Brasília - Bela sacada programar este Niemeyer - A Vida É Um Sopro para a abertura do Festival de Brasília do Cinema Brasileiro em sua 38.ª edição. A cerimônia ocorreu no Teatro Nacional Cláudio Santoro, 1.400 lugares tomados, uma das glórias arquitetônicas da capital, desenhada por Oscar. O público reagiu bem ao filme do documentarista Fabiano Maciel. E isso em razão da atitude inconformista, assumida por um sempre jovial Niemeyer, do alto dos seus 97 anos. O arquiteto dispara sua metralhadora giratória contra a especulação imobiliária, o descaso das autoridades com a pobreza, Bush e tudo o que não o agrada no mundo. Fala diretamente aos jovens, sempre um público majoritário nos festivais de Brasília. Nos 90 minutos do filme, Niemeyer obscurece alguns ilustres depoentes, como Chico Buarque, Ferreira Gullar, José Saramago e o historiador inglês Eric Hobsbawm. Nenhum deles fala sobre Niemeyer como faz o próprio Niemeyer. E isso porque fala, tanto de si como de sua obra, com desapego que só engrandece ambas. Daí o título, tirado de uma frase que o arquiteto repete algumas vezes: precisamos olhar para o cosmos, para nos convencermos de que a vida é um sopro, somos todos insignificantes diante da grandeza do universo.
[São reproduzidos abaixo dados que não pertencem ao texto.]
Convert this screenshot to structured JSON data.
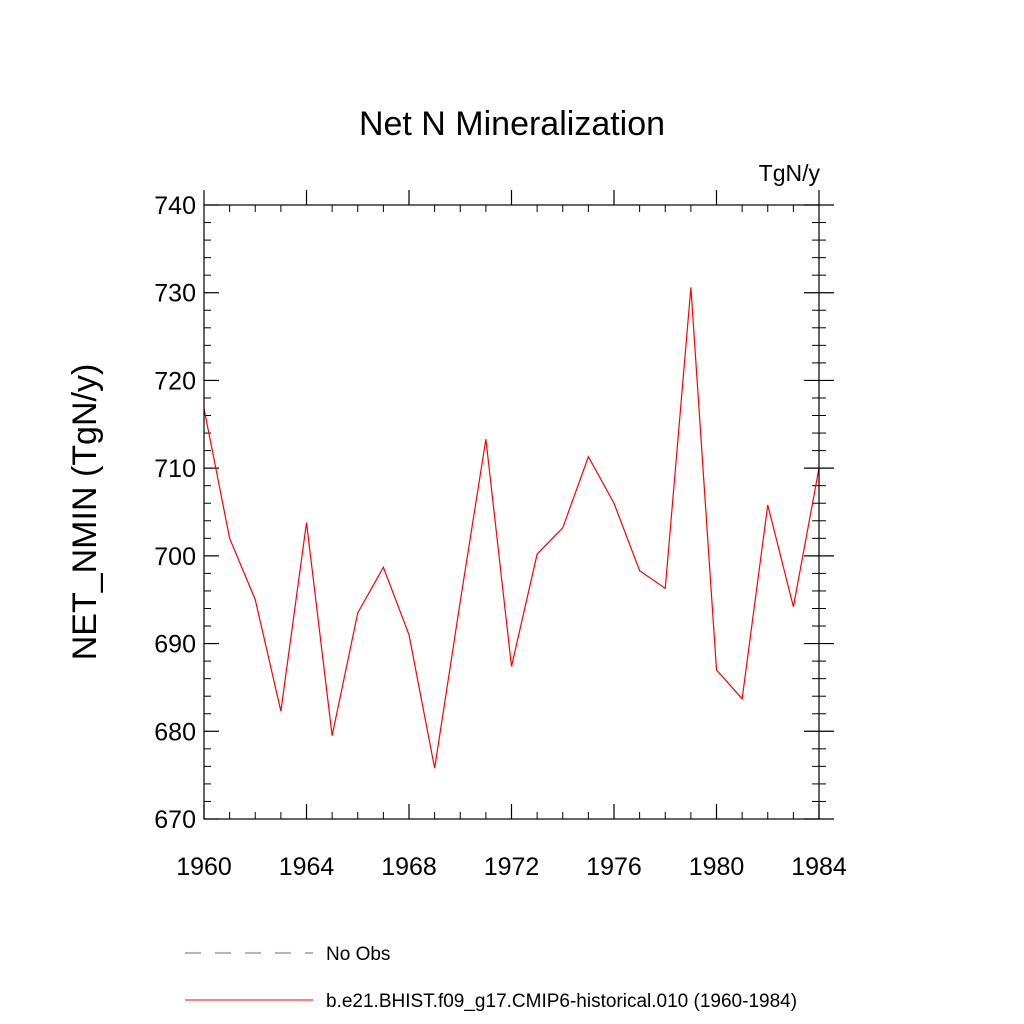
{
  "chart_data": {
    "type": "line",
    "title": "Net N Mineralization",
    "units": "TgN/y",
    "ylabel": "NET_NMIN  (TgN/y)",
    "xlabel": "",
    "xlim": [
      1960,
      1984
    ],
    "ylim": [
      670,
      740
    ],
    "x_ticks": [
      1960,
      1964,
      1968,
      1972,
      1976,
      1980,
      1984
    ],
    "y_ticks": [
      670,
      680,
      690,
      700,
      710,
      720,
      730,
      740
    ],
    "x_minor_step": 1,
    "y_minor_step": 2,
    "grid": false,
    "legend_position": "bottom",
    "series": [
      {
        "name": "b.e21.BHIST.f09_g17.CMIP6-historical.010 (1960-1984)",
        "color": "#ff0000",
        "style": "solid",
        "x": [
          1960,
          1961,
          1962,
          1963,
          1964,
          1965,
          1966,
          1967,
          1968,
          1969,
          1970,
          1971,
          1972,
          1973,
          1974,
          1975,
          1976,
          1977,
          1978,
          1979,
          1980,
          1981,
          1982,
          1983,
          1984
        ],
        "y": [
          716.8,
          702.0,
          695.0,
          682.3,
          703.8,
          679.5,
          693.5,
          698.7,
          691.0,
          675.8,
          694.8,
          713.3,
          687.4,
          700.2,
          703.2,
          711.3,
          706.0,
          698.3,
          696.3,
          730.6,
          687.0,
          683.7,
          705.8,
          694.2,
          710.0
        ]
      }
    ],
    "legend": [
      {
        "label": "No Obs",
        "color": "#6060c0",
        "style": "dashed"
      },
      {
        "label": "b.e21.BHIST.f09_g17.CMIP6-historical.010 (1960-1984)",
        "color": "#ff0000",
        "style": "solid"
      }
    ]
  }
}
Um dos melhores depoimentos é do escritor uruguaio Eduardo Galeano (de As Veias Abertas da América Latina): "Niemeyer odeia as linhas retas e o capitalismo." Eis aí o escritor indo ao essencial e apontando para o comunismo humanista de Niemeyer e todo o seu projeto arquitetônico, inspirado conceitualmente nas curvas do Rio e da mulher, e materialmente nas possibilidades de construção do concreto armado.
Pode-se estranhar a ausência do contraditório nesse filme-homenagem. Afinal, Niemeyer não é homem de temer a controvérsia. E, como se sabe, pode ser um figurão nacional e internacional, mas sua obra e sua atuação não estão ao abrigo da polêmica. Pelo contrário. Só para ficar num exemplo notável, o documentário Conterrâneos Velhos de Guerra, de Vladimir Carvalho, mostra um Niemeyer furioso quando convidado a explicar alguns fatos obscuros da construção de Brasília, como a morte de trabalhadores.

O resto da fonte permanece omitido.